Immediately, the people in the café begin calling. Non, non, monsieur, don’t drink, it’s no good. I don’t look up. Someone tries English, another German, and a third Spanish, I think. If they try Arabic, I’ll give them the finger. A woman trots up and taps me on the shoulder. In very loud French with gestures—cupping her hands, miming a swallow or two, then running her finger across her neck—she assures me the water is poisoned. Really? But, you see, madame, I have seen on le site Web of the Mayor’s office that the water from les fontaines Wallace is guaranteed potable. She looks as if she’s swallowed a fly, maybe a couple. Her response is perfect: Ah, but you speak French quite well. You must live here in Paris—or do you travel often? Business or pleasure? Do you know the quartier or have friends here? I have lived here all my life, the only part of Paris for me.
But the water, madame, the water. There’s nothing wrong with it. C’est une conte de bonne femme that it’s bad. Ah, she says, you even know phrases like old wives’ tale—très bien. Come, say hello to my friends, they will be impressed. I do, and they are. They offer me a beer, perhaps because it’s safer than the water, and I take it since that is what they are drinking—and besides for a stranger to offer you anything of value in Paris is not an event to miss or turn your nose up at. I talk about the water. They talk about my French: flattering. I talk about the water. They talk about the beer: boring. I talk about the water. They talk about the sans-logis: condescending. I talk about the water. Nothing doing.
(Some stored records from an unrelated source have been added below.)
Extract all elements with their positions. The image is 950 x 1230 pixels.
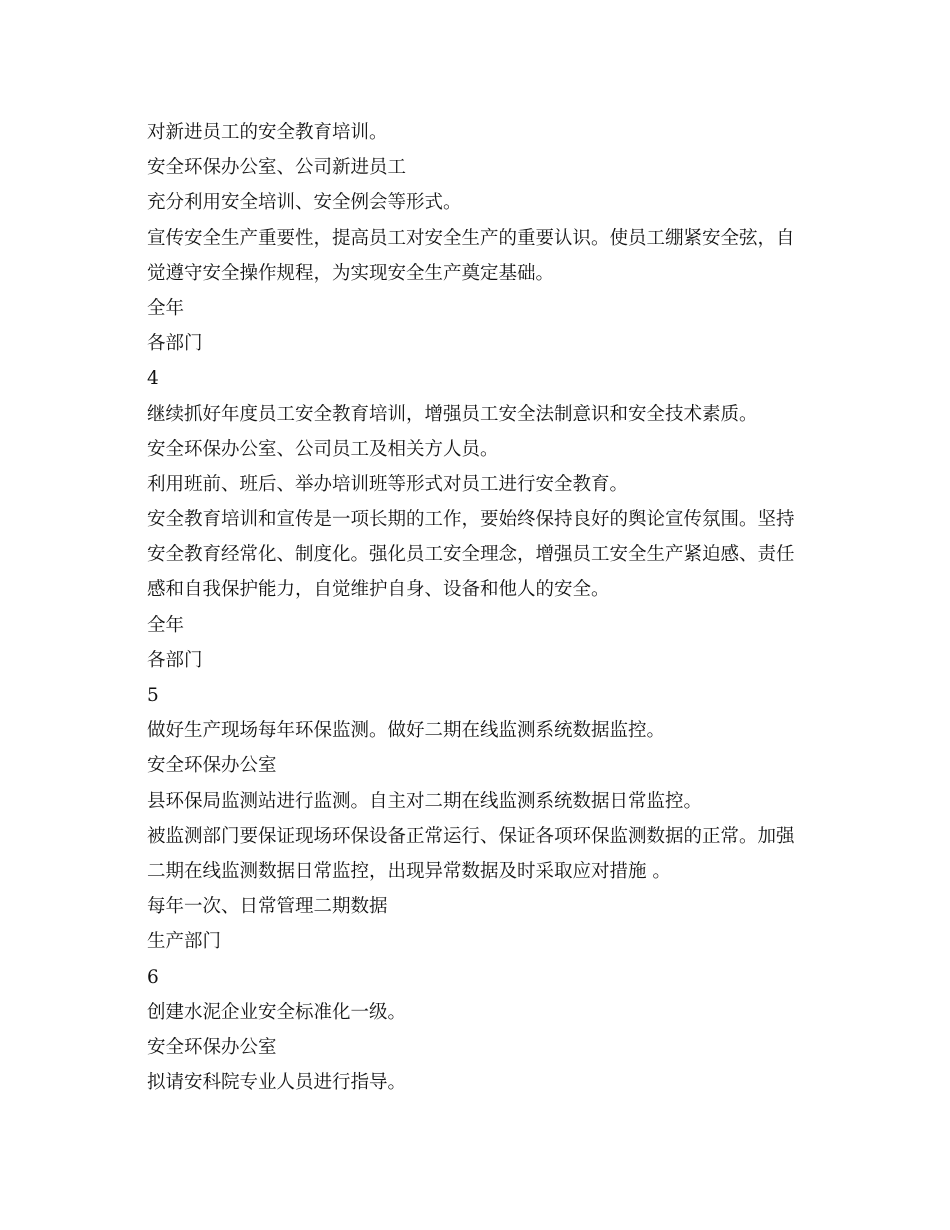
text-line: 县环保局监测站进行监测。自主对二期在线监测系统数据日常监控。 — [147, 790, 703, 812]
text-line: 生产部门 — [147, 931, 222, 953]
text-line: 充分利用安全培训、安全例会等形式。 — [147, 192, 462, 214]
text-line: 各部门 — [147, 333, 203, 355]
text-line: 安全环保办公室 — [147, 755, 277, 777]
text-line: 安全环保办公室 — [147, 1036, 277, 1058]
text-line: 感和自我保护能力，自觉维护自身、设备和他人的安全。 — [147, 579, 610, 601]
text-line: 拟请安科院专业人员进行指导。 — [147, 1072, 407, 1094]
text-line: 安全教育培训和宣传是一项长期的工作，要始终保持良好的舆论宣传氛围。坚持 — [147, 509, 795, 531]
item-number: 4 — [147, 368, 159, 390]
text-line: 各部门 — [147, 649, 203, 671]
text-line: 全年 — [147, 297, 185, 319]
text-line: 做好生产现场每年环保监测。做好二期在线监测系统数据监控。 — [147, 720, 666, 742]
text-line: 创建水泥企业安全标准化一级。 — [147, 1001, 407, 1023]
text-line: 安全教育经常化、制度化。强化员工安全理念，增强员工安全生产紧迫感、责任 — [147, 544, 795, 566]
text-line: 宣传安全生产重要性，提高员工对安全生产的重要认识。使员工绷紧安全弦，自 — [147, 227, 795, 249]
text-line: 安全环保办公室、公司员工及相关方人员。 — [147, 438, 499, 460]
text-line: 二期在线监测数据日常监控，出现异常数据及时采取应对措施 。 — [147, 860, 671, 882]
text-line: 继续抓好年度员工安全教育培训，增强员工安全法制意识和安全技术素质。 — [147, 403, 758, 425]
text-line: 安全环保办公室、公司新进员工 — [147, 157, 407, 179]
document-body — [147, 115, 807, 1100]
text-line: 每年一次、日常管理二期数据 — [147, 896, 388, 918]
item-number: 5 — [147, 685, 159, 706]
text-line: 被监测部门要保证现场环保设备正常运行、保证各项环保监测数据的正常。加强 — [147, 825, 795, 847]
text-line: 利用班前、班后、举办培训班等形式对员工进行安全教育。 — [147, 473, 629, 495]
item-number: 6 — [147, 966, 159, 988]
text-line: 觉遵守安全操作规程，为实现安全生产奠定基础。 — [147, 262, 555, 284]
text-line: 全年 — [147, 614, 185, 636]
text-line: 对新进员工的安全教育培训。 — [147, 122, 388, 143]
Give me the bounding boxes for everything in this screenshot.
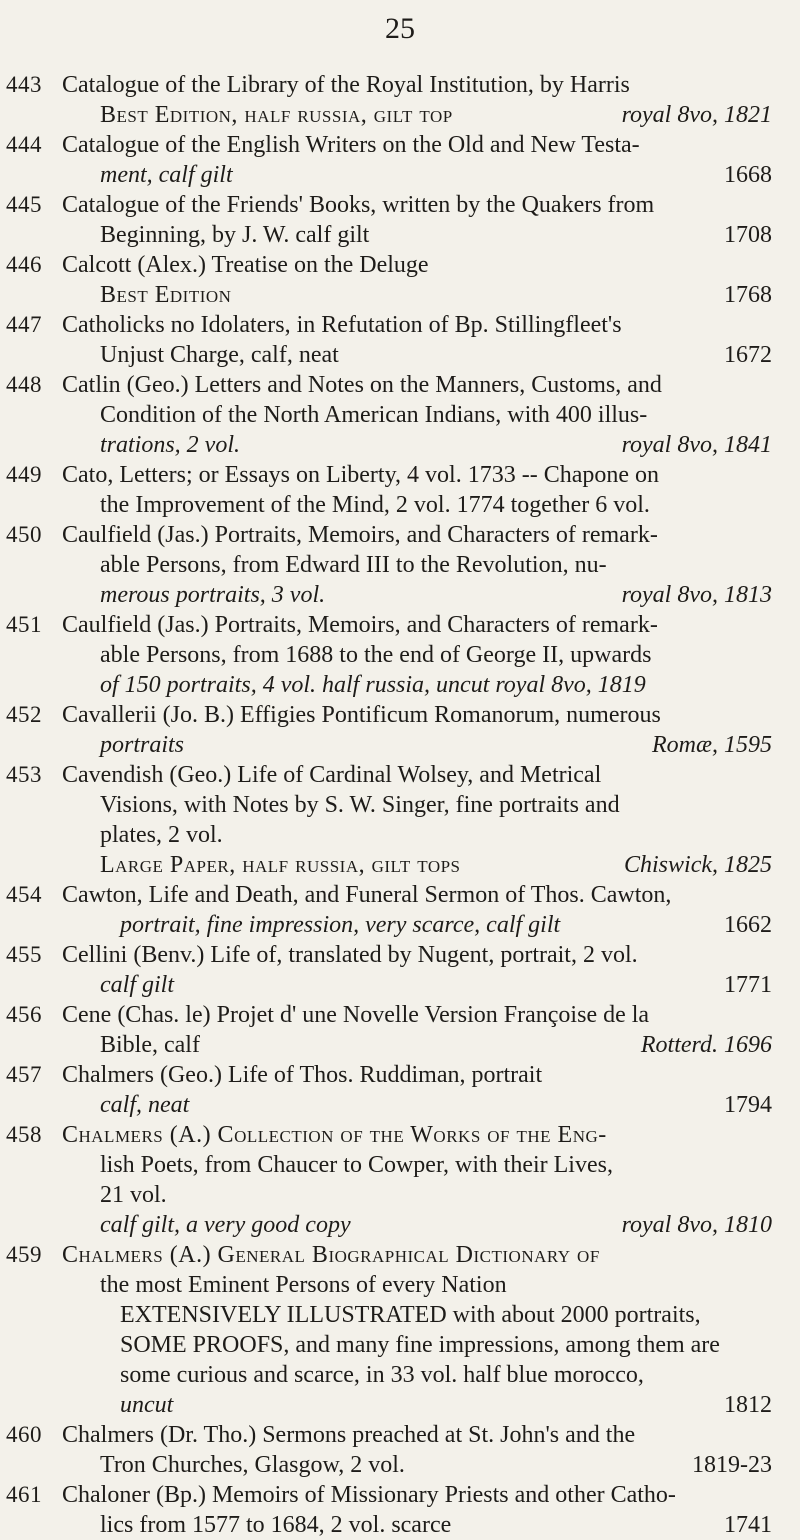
entry-date: 1794: [724, 1092, 772, 1118]
entry-details: Tron Churches, Glasgow, 2 vol.: [100, 1452, 405, 1478]
entry-details: Beginning, by J. W. calf gilt: [100, 222, 370, 248]
lot-number: 444: [6, 132, 42, 157]
entry-imprint: Romæ, 1595: [652, 732, 772, 758]
entry-title: Catalogue of the Friends' Books, written by the Quakers from: [62, 192, 655, 218]
catalogue-entry: [0, 1120, 800, 1240]
lot-number: 450: [6, 522, 42, 547]
entry-details: Bible, calf: [100, 1032, 200, 1058]
lot-number: 446: [6, 252, 42, 277]
catalogue-entry: [0, 250, 800, 310]
entry-details: Unjust Charge, calf, neat: [100, 342, 339, 368]
entry-details: portraits: [100, 732, 185, 758]
lot-number: 454: [6, 882, 42, 907]
catalogue-entry: [0, 130, 800, 190]
entry-imprint: royal 8vo, 1810: [621, 1212, 772, 1238]
lot-number: 452: [6, 702, 42, 727]
entry-continuation: the Improvement of the Mind, 2 vol. 1774 together 6 vol.: [100, 492, 650, 518]
lot-number: 458: [6, 1122, 42, 1147]
entry-date: 1768: [724, 282, 772, 308]
entry-details: lics from 1577 to 1684, 2 vol. scarce: [100, 1512, 452, 1538]
catalogue-entry: [0, 190, 800, 250]
lot-number: 459: [6, 1242, 42, 1267]
catalogue-entry: [0, 1480, 800, 1540]
entry-continuation: able Persons, from Edward III to the Revolution, nu-: [100, 552, 607, 578]
catalogue-entry: [0, 940, 800, 1000]
lot-number: 453: [6, 762, 42, 787]
lot-number: 448: [6, 372, 42, 397]
lot-number: 449: [6, 462, 42, 487]
entry-continuation: 21 vol.: [100, 1182, 167, 1208]
entry-title: Chaloner (Bp.) Memoirs of Missionary Priests and other Catho-: [62, 1482, 676, 1508]
catalogue-entry: [0, 880, 800, 940]
lot-number: 443: [6, 72, 42, 97]
entry-title: Caulfield (Jas.) Portraits, Memoirs, and Characters of remark-: [62, 612, 658, 638]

I offer to buy a round, but they decline. I say merci to all and leave. I am tired of talking about the water.
Up the street at the far end of the cigar-shaped island and out of sight of the café and my benefactors is the other Wallace fountain. All I wanted was a drink of water, and now even more to get the taste of beer out of my mouth. The restaurant I like can wait—water first, food later. I go right up to the fountain. A man starts yelling the water is no good. Merde, I say, go away. I stick my head between two virtuous caryatids at random and drink. The water is good. He is gone.